Setting up
It was as good as it was gonna get, I thought to myself. I stood back and looked at this very shabby-looking structure made of sticks and leaves. While it did look like an Igloo, it also looked like a large deflated balloon. It was not quite round and not quite circular and it was filled with holes. Ventilation is needed I thought to myself.
Steve returned with enough twigs and pieces of wood and some dried-up coconut bits, that we would be able to start a fire. It was more mood lighting and keeping mosquitoes away since we had nothing to cook and only dry snacks to munch on.
We never planned on the camping bit of our trip and we never thought we would be preparing to spend the night. This was to be a trip to the Wisata Gelar River. It was the last spot before the road ended. Steve was thinking we could make it to a point on Google Maps, to Air Terjun Yeh Mesee then to Mount Merbuk.
This should have been a four-hour hike until we got lost and lost signal and now here we are. Trying to get a fire started in a damp humid forest is not easy. We used a few pieces of toilet paper and some semi dry leaves to get the fire started. Which is when we also heard noises from the bushes behind us.
This made sense, no animals like fire. The smell of smoke would certainly scare off a few animals. We did scare off the monkey, but other than that nothing much as larger animals went. When we got the fire going, full darkness set upon us and we had nothing left to do but wait.

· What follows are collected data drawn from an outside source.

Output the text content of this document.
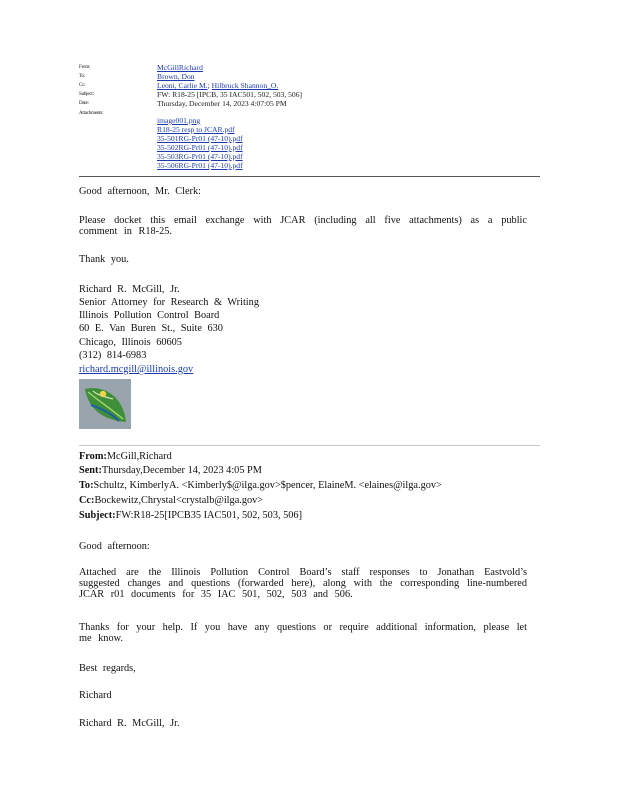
From:	McGillRichard
To:	Brown, Don
Cc:	Leoni, Carlie M.; Hilbruck Shannon_O.
Subject:	FW: R18-25 [IPCB, 35 IAC501, 502, 503, 506]
Date:	Thursday, December 14, 2023 4:07:05 PM
Attachments:
image001.png
R18-25 resp to JCAR.pdf
35-501RG-Pr01 (47-10).pdf
35-502RG-Pr01 (47-10).pdf
35-503RG-Pr01 (47-10).pdf
35-506RG-Pr01 (47-10).pdf
Good afternoon, Mr. Clerk:
Please docket this email exchange with JCAR (including all five attachments) as a public comment in R18-25.
Thank you.
Richard R. McGill, Jr.
Senior Attorney for Research & Writing
Illinois Pollution Control Board
60 E. Van Buren St., Suite 630
Chicago, Illinois 60605
(312) 814-6983
richard.mcgill@illinois.gov
From:McGill,Richard
Sent:Thursday,December 14, 2023 4:05 PM
To:Schultz, KimberlyA. <Kimberly$@ilga.gov>$pencer, ElaineM. <elaines@ilga.gov>
Cc:Bockewitz,Chrystal<crystalb@ilga.gov>
Subject:FW:R18-25[IPCB35 IAC501, 502, 503, 506]
Good afternoon:
Attached are the Illinois Pollution Control Board’s staff responses to Jonathan Eastvold’s suggested changes and questions (forwarded here), along with the corresponding line-numbered JCAR r01 documents for 35 IAC 501, 502, 503 and 506.
Thanks for your help. If you have any questions or require additional information, please let me know.
Best regards,
Richard
Richard R. McGill, Jr.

Yet, the dark and the night didn’t seem right. There was a stillness, an eerie quiet in the jungle. I never thought a jungle would be quiet. I always imagined it teaming with life, but only stillness filled the air. Any amount of wind and breeze we had earlier also vanished. The jungle was dead. Not a sound to be heard, no birds, no crickets, no owls, nothing like we felt it should have been until…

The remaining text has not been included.